28 Exchange Street East (pictured) is also called the Masons Building and was the location of Imagine's first office in 1982. I've never been able to track down a company called Finchspeed in the Companies House database but there is a record for a company called Fireiron, incorporated on 09 May 1984 and dissolved on 04 Dec 1990.
I cannot find a single record for Finchspeed. It's not listed at Companies House. It's not given as one of Dave Lawson's other directorships (Imagine and Fireiron are) in the Psygnosis return dated 08 Jun 1988. I could believe the company never existed, if it wasn't for the fact the name crops up so frequently in contemporary reporting. The date of incorporation for Fireiron, two months before Imagine went into receivership, makes me wonder if Fireiron could be Finchspeed renamed.
[5] A thought occurs. PCW reports "Sinclair's funding ceased several months ago," in September 1985. Robert Smith & Sons changed their name to Psygnosis at the start of July 1985. Could those two events be related? (That sound you can hear is the howl of the Speculation Klaxon).
[6] Future biographers of Psygnosis, you're welcome.
[7]The 1986 accounts include an intriguing line "Costs Ex Fireiron Ltd. 72,500"
[8] A cheeky nod to second mega-game for the C64.
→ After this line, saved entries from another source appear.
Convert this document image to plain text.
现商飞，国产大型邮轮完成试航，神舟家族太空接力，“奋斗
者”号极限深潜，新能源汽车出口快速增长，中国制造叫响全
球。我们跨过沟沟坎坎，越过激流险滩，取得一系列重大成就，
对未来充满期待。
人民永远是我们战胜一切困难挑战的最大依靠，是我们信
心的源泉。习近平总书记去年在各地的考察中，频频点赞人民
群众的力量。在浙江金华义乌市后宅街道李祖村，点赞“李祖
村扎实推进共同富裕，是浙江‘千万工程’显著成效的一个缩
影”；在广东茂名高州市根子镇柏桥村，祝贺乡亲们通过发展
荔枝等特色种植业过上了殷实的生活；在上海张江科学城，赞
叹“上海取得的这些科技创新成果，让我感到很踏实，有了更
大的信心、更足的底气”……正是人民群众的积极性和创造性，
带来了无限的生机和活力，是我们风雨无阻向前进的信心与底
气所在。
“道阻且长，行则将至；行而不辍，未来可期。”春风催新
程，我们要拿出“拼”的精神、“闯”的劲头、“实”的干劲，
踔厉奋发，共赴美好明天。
[9Someone was a rock fan, although I don't know if it was Dave Lawson, Robert Smith, or Ian Hetherington. Even the name of Psygnosis leans towards Hipgnosis who designed all those covers for Pink Floyd, T. Rex, Genesis, and so on.
[10] Early Psygnosis games did get converted to 8-bit computers but normally by other companies, Ocean did a C64 version of Shadow of the Beast. The Psyclapse label also made a short-lived attempt to release games on the Amstrad, Spectrum and C64.
[11 Although, they nearly brought Bullfrog. Martin Alltimes interview.
[12]Released by Tristar Pictures, owned by Columbia Pictures, owned by the Sony Corporation of Japan.
[13]WipeEout and Battle Arena Toshinden for me.